シリア停戦の崩壊に着目した「サンモニ」の批判は非人道兵器まで

◆国連で米露非難合戦

 シリア停戦合意が崩壊した。このテーマを先週日曜(9・25)のTBS「サンデーモーニング」は冒頭で触れていた。9月12日から停戦に入ったシリア北部の都市アレッポの公園で遊ぶ14日時点の子供たちの様子に続き、停戦1週間後の19日には負傷し病院に運ばれた子供が「クラスター爆弾」でやられたと証言する。世界の火薬庫・中東では、これまでも繰り返し繰り返し流血の惨禍(さんか)が続いている。

 特にシリア問題は、オバマ米大統領をして「アメリカは世界の警察官ではない」(2013年)と言わしめ、国外に出た難民数は480万人を超えており、死者は9月で30万人に達した。難民は欧州に押し寄せ、英国の欧州連合(EU)離脱の一因となるなど、欧米諸国をきりきり舞いにしている。

 米露合意は、停戦が1週間続いたら過激派組織「イスラム国」(IS)やヌスラ戦線(シリア征服戦線)の掃討で軍事協力するものだった。

 番組は9月9日、スイス・ジュネーブにおけるケリー米国務長官とラブロフ露外相が交わした停戦合意から、停戦崩壊までの動きを追った。米国主導の有志連合によるシリア政府軍への誤爆(17日)、これは誤爆でなく意図的と捉えるアサド・シリア大統領のコメント、19日の同政府軍による停戦終結宣言と攻撃再開、国連の支援物資運搬トラックへの空爆、この攻撃をしたのは「米国と反体制派」と主張するロシア側、「ロシアとシリア政府軍」と主張する米国側、その対立のまま21日の国連安保理で非難し合うラブロフ外相とケリー長官などだ。ジュネーブで脚光を浴び、12日後のニューヨークで罵声を浴びせ合う姿は嘆かわしいが状況の厳しさを示している。

◆「IS掃討」は標語化

 同番組は日頃、安保問題で米国批判が多いが、17日の米軍主導の有志連合による誤爆に特に言及はなかった。さすがにアサド政権の肩を持つわけにはいかないからだろう。番組の落とし所は巻き添えの犠牲の多さであり、自国民に使用した非人道兵器への批判だからだ。中央大学教授の目加田説子氏が「たる爆弾、化学兵器、クラスター爆弾」などを説明した。

 停戦つぶしの引き金となった17日の誤爆は疑問が残る。米国防総省のクック報道官は誤爆した場所をIS拠点と認識していたといい、空爆計画はロシア側にも伝えたと言明した。誰が「IS拠点」と情報をたれ込んだのか。真相は闇の中で謀略めいてもいる。国連トラックへの空爆も米露の言い分は正反対だ。

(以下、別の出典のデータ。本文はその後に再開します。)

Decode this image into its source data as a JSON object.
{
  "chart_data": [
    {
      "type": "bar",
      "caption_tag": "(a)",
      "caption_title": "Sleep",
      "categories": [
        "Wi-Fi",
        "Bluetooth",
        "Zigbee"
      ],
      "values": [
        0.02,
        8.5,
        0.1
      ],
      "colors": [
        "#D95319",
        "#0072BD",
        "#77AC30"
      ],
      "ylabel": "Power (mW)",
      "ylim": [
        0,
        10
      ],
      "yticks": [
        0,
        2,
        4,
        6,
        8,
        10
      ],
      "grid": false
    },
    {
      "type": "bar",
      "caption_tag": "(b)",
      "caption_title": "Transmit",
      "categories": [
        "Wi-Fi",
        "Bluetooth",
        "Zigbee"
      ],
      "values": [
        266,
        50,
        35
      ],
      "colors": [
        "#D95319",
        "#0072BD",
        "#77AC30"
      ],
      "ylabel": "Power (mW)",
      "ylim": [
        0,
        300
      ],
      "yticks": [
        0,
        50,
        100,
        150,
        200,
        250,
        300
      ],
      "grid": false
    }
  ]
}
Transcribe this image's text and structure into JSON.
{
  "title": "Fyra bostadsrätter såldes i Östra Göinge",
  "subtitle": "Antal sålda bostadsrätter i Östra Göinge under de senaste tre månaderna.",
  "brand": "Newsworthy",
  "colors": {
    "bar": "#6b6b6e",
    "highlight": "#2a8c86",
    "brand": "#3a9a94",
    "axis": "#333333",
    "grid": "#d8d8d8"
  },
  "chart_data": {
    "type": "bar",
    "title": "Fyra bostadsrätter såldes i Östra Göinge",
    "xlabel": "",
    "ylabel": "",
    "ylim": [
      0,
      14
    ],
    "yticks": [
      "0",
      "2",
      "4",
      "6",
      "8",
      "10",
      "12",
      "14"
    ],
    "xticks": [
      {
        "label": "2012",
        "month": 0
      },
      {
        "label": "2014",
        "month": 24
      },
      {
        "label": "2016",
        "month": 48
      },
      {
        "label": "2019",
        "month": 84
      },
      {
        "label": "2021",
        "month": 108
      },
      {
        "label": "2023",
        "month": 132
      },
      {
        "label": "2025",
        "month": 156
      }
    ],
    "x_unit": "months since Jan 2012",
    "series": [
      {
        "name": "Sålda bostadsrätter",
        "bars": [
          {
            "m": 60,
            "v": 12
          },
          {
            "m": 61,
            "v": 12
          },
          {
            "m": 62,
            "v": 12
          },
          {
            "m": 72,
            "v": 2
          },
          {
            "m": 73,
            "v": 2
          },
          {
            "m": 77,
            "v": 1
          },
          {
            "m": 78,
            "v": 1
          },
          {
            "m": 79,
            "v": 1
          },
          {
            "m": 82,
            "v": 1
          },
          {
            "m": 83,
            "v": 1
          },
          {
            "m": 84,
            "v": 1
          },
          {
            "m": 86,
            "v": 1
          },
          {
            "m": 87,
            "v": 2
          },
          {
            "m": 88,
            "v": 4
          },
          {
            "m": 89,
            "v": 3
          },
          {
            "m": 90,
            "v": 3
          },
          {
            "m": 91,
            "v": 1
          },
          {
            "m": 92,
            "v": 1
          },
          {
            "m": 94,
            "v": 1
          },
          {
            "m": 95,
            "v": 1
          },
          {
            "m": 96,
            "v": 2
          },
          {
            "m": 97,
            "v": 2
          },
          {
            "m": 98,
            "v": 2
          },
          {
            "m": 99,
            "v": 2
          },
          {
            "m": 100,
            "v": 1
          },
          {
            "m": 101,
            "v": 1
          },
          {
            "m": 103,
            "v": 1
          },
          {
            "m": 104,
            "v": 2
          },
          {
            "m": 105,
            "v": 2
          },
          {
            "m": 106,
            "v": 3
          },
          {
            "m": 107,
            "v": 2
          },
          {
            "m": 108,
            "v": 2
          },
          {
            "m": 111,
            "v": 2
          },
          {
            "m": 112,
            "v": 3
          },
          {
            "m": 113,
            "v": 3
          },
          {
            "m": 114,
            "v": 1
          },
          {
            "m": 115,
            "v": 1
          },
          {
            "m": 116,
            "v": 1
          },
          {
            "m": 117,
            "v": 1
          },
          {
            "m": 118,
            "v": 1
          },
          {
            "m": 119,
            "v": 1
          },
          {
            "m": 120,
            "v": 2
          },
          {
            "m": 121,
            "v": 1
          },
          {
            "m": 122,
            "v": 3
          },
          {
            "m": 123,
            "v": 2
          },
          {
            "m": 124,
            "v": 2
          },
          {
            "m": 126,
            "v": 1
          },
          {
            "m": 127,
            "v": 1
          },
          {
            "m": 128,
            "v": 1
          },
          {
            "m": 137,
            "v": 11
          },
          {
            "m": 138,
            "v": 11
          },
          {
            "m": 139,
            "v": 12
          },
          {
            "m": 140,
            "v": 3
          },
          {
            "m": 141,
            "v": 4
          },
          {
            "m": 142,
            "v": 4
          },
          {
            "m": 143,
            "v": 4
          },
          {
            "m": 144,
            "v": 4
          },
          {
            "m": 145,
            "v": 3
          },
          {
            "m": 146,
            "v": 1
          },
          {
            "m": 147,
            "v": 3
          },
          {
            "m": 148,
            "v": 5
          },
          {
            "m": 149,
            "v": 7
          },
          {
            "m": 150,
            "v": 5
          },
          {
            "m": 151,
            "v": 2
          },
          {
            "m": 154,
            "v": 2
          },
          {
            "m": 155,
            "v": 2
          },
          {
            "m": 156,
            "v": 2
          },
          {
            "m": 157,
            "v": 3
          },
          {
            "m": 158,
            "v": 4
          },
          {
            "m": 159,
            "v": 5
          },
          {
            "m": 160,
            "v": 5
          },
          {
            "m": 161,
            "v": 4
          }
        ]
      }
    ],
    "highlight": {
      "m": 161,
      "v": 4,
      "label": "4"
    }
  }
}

 番組は、停戦中の戦闘発生について、「テロリストなのかテロリストじゃないのか峻別(しゅんべつ)できない」組織がたくさんあるとの東京外語大学・青山弘之教授の談話を受け、「反体制派を支援する米国と反体制派をテロリストとして攻撃するロシア、両者の溝は埋まらない」と説明した。

 ただ、もはや「IS掃討」は標語化し、ロシアが支援するアサド政権の失地回復の軍事行動に反体制派を支援する米国は劣勢を挽回できないのが実際のところではないのか。2月の停戦合意もロシア・アサド政権側に有利な形で進み、4月のアレッポ空爆で合意は崩壊し、政府軍のアレッポ包囲が進む中で9月にまた停戦が合意され、崩壊した。対テロを目的とした外交解決が極めて難しくなっている。

◆手順間違え秩序破壊

 2010年、チュニジアでジャスミン革命が起こり、わが国や欧米諸国は民主化と歓迎した。この“アラブの春”がエジプト、シリアに波及してアサド政権転覆を期待する世論もあった。確かに民主主義の価値観は尊い。しかし、手順を間違えば秩序破壊を招く。その代償はあまりにも恐ろしい。シリアにはイラク戦争で逃亡兵と武器が流入し、ロシア軍基地もあった。

 番組で外交評論家の岡本行夫氏は、「シリアは今の大統領のお父さんのハーフェズ・アサド大統領の時は平和ないい国だった。それが今こんなに荒廃して悲しい」と述べ、レバノン内戦終結が15年かかったように各派が疲弊しないと戦闘をやめようとしないのではないかと観測した。

 「いい国だった」アサド前大統領のバース党のシリアは、ソ連に学ぶ社会主義の世俗主義国家で、今の米露対立にもつながる。が、歴史的な部族抗争や宗派争いの巣窟で民主化運動に“春”を説けば血の花が咲く。国際社会はおびただしい難民で身をもって体験している。